A joined-up approach to addressing underlying beliefs and challenging accepted practices may well prove more effective in the long term:

  • Encouraging senior leaders to be proactive in ensuring equal allocation of tasks across a staff body will address imbalance and promote a fundamental shift in attitude.
  • Breaking the silence around these patterns of behaviour will raise awareness so that men and women can make informed, purposeful choices when considering taking on non-promotable tasks.

Let’s hope that, in time, these changes will lead to many more women saying “yes” to promotion to top positions in HE.

Jo Michell is a writer and editor who contributes regular articles for our partners at Global Academy Jobs.

7 responses to “Women who volunteer still don’t get the credit

  1. But recent research suggests women do seek promotion and ask for more money but don’t get it. Volunteering for visible task may be a way to seek visibility and to show enthusiasm in a misguided belief this might help and also out of enhanced collegiality/ a sense of duty. But the answer is not for women to stop volunteering, the answer is for more men to step up to the mark

  2. I think you’re right that volunteering may be motivated by a desire to engage and seek visibility, which makes the irony that it serves to hold women back even worse. Hopefully getting the dynamic known and discussed can help change behaviour – and, yes, I agree that the answer is not for women to hold back from volunteering, but for men to proactively redress the imbalance.

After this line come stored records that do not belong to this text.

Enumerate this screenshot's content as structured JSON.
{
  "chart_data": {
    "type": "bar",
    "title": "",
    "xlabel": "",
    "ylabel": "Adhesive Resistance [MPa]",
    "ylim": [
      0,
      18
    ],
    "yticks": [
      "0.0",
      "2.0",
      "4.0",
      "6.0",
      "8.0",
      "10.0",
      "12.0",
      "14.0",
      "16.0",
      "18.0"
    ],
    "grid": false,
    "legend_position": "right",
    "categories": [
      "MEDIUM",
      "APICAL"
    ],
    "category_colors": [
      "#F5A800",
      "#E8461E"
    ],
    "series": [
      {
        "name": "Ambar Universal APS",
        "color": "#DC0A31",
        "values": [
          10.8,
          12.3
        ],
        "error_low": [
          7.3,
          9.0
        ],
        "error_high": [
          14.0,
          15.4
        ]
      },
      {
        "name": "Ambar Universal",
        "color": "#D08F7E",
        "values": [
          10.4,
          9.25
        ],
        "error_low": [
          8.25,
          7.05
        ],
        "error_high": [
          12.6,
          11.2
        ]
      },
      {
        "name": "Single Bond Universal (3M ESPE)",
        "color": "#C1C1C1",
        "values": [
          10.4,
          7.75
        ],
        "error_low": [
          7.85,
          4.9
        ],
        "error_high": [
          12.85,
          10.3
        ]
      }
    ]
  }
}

  3. Surely if promotion and pay rises were linked – in part – to these very tasks, reframed as “contribution” rather than presented as they are here as menial or lesser work, it would create a fairer system? And by perpetuating the idea that these are indeed unappealing tasks, this article just reproduces the tired logic used by men to evade pulling their weight in the contribution they might be expected to make to their organisation.

  4. It may be worth thinking about visibility in a more nuanced way – external/beyond your own institution as more likely to lead to promotion even within the institution or job change which tends to bring promotion if you can get it. Challenging service roles that do not have rewards attached such as sabbatical leave deals after terms of office is important as there is often discrepancy as to which roles are beiong rewarded. Status and gender are a factor in which roles and responsibilities tend to be done by women in HE. Women can also seek flexibility due to needing work-life balance and this tends to come with slightly more ‘hidden’ (but essential) service work. Say no, women, if you do not get promoted after years and years of such visible and enthusiastic role-bearing.

  5. I think the part of the experiment in which they tested mixed-sex groups vs. single-sex groups is fascinating. Women see this in our personal lives, too. Spouses, male friends, etc will hang back and let the women do the unexciting/necessary stuff in child-rearing, household, and social event planning if they think they can get away with it. It is a behavior from childhood onward. Like most hard problems, systemic and pervasive.

  6. Maybe women volunteer for these tasks because it helps the team as a whole? Not everyone has to be in-your-face or go-getting, or desperate for promotion and more money. Every team needs a range of different types to work well. If women (or indeed people..) want to contribute to do stuff they enjoy (even though it might look unappealing to others), or for the good of the team, why should they not? They may not be fast tracked for promotion but maybe they prefer helping others, gaining respect and friendship? If they are volunteering for these tasks for self-promotion then that’s a bit needy. If, on the other hand, they are volunteering for things they don’t really want to do at all, then they should man up a bit and just say no. Its up to women. We have legal equality, its up to us what we do with it.

  7. “Encouraging senior leaders to be proactive in ensuring equal allocation of tasks across a staff body will address imbalance and promote a fundamental shift in attitude”

    This assumes that senior leaders are aware of this issue and see the detriment it could cause to women with the institution. However as the majority of senior leadership roles are filled by men in HE this could be a further barrier to redressing the disparity.